During a lunchtime discussion in the NTI newsroom, Tracee told us that her favourite Thorntons’ chocolate was the fifth one eaten, having guzzled the first four like a woman just released from prison.
There was always something a little strange about the sighting of an anomalous Thorntons’ chocolate shop, nestled between a Principles and a Carluccios when wandering around a mall in search of a phone cover or Pret a Manger. Now such journeys will be easier to navigate, as you will just need say, “Turn left at the three boarded-up stores, and don’t bother looking for the Pret, as it is now closed, being turned into five bedsits.”
It was announced last evening (Monday 15 March) that Thorntons are closing all 61 of its retail outlets, with 603 of their former people now searching for work, as it moves its business into supermarkets, other stores and online. It was probably one of the easier potential scores when playing ‘Closing Down Bingo’, as very few people would have parked their dodgy little Vauxhall on level B5 at the mall with a specific view of nipping up six escalators to buy a box of Thorntons’ chocolates. It was always going to be an impulsive bag-filler, after a couple of glasses of Sauvignon Blanc over lunch at Pizza Express.

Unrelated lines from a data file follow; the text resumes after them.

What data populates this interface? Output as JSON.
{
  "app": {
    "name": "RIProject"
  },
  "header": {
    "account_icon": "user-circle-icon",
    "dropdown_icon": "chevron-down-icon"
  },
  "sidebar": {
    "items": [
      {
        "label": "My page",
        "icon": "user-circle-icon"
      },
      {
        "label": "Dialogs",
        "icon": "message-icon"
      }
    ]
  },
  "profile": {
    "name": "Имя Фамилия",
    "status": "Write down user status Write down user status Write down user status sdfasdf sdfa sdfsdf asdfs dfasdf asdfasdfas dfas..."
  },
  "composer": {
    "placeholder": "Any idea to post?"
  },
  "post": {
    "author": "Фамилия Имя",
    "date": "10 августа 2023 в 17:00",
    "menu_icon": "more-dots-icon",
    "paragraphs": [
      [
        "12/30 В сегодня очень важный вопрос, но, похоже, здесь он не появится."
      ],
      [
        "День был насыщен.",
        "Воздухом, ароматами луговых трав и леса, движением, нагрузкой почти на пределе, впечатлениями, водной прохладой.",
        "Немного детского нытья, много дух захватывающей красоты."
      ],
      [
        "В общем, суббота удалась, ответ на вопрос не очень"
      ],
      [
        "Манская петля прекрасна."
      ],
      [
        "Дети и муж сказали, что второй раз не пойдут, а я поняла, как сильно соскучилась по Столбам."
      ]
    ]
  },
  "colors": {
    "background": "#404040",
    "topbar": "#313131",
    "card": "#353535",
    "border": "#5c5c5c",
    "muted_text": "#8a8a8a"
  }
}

Some media outlets are claiming that this latest closure is (yet) another ‘victim of the pandemic’, but it is probably closer to the truth to say that it is more likely a ‘victim of being a chocolate shop in expensive retail space’ only busy three days before Valentines or Mother’s’ Day’.
Adam Goddard is retail director at the store, and he told us that more than £45 million has been invested in the brand, including funding to open “new format stores” and cafés. Its factory in Alfreton, Derbyshire will remain open and there were mumblings of ‘a new beginning’ and ‘commitment to a great British brand’ behind Adam’s mask and a mouth full of raspberry delights.